ふと見ると真ん中のかごの中で小さな餌入れがひっくり返っていた。
「まああなたがやったの?ふふ…これでは食べられないでしょう。」
姫は扉を開けて直してやろうとした。と、そのとたん

「あ!」

まるで待っていたかのように赤い鳥は外へと飛び出した。

「ま、待って!」

叫んでみても、聞いてくれるはずもなく。
姫は着物の裾が乱れるのも構わず追いかけて走り出した。
そして白い腕を袖から惜しげもなく覗かせて空へと伸ばす。

だが

小鳥は見る間に躑躅ヶ崎館の空高く舞った。

「…ああ…ど、どうしよう…。」

もう自分の手は届かない。
姫は一瞬頭の中が真っ白になりただ呆然と立ち尽くした。



突然姫の目に、何かがピョン、と屋根を飛んで行くのが見えた。
明らかな人の姿。
「…猿飛…?」
続いてもう一人。

と思ったらまた一人、そして次に…とついには十人が空を舞っている。

「こらクナイ投げるな!生け捕りだ!」
「そっち行ったぞ甚八!」
「六郎、そこだ!」

ほどなくして、赤い小鳥は疲労困憊の様子で姫に手渡された。

「…良かった、ありがとうございます。鷹にでも襲われたらどうしようかと…。」
無事にかごへと戻し、涙目になる姫を佐助が仁王立ちになって見下ろしている。

「あんたが何かやるとこっちが迷惑すんだから、とにかく余計な事すんな。いいな!?」

「…は、はい。

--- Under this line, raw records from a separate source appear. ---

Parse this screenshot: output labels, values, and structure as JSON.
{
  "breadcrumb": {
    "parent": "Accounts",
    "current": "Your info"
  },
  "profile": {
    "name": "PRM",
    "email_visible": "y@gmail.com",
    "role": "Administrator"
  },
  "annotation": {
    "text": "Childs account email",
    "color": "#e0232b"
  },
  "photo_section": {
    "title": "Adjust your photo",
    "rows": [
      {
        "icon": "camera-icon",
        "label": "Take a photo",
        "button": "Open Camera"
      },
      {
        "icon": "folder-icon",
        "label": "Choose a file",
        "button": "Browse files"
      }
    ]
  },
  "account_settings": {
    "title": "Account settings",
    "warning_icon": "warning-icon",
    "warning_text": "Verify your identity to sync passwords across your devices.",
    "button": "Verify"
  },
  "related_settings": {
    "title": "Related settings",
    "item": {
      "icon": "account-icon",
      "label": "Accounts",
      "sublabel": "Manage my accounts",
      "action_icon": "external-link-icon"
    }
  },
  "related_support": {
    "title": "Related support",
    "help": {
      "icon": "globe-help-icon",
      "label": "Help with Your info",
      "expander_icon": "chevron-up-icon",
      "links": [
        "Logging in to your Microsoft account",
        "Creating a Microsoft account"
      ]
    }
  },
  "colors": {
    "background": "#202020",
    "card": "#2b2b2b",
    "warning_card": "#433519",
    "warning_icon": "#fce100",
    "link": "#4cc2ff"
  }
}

」

叫ぶと同時に消えるように去った佐助だが、姫にはちゃんと分かっている。
いつも影で見守ってくれている事を。





「おや?」
信玄は部屋に戻って来て、姫が書机に伏しているのに驚いた。
「我を待っておったのか…何とも可愛らしい姫よのう。」
そしてすやすやとうたたねする姫に近づいた。

安らかな顔は寝ていても美しい。
信玄は辛抱溜まらず、そっと顔を近づけた。

ヒュンッ

と、どこからか小石が飛んで来て信玄の後頭部を直撃した。

「む?」

あたりをみまわしても誰も居ない。
信玄は渋い顔をして姫にそっと、自分の羽織をかけてやった。

「これならば文句はなかろう。」
やれやれ、と苦笑いしながら。



'10'03'31

意識調査の佐助コメントがなかなかにツボでございました。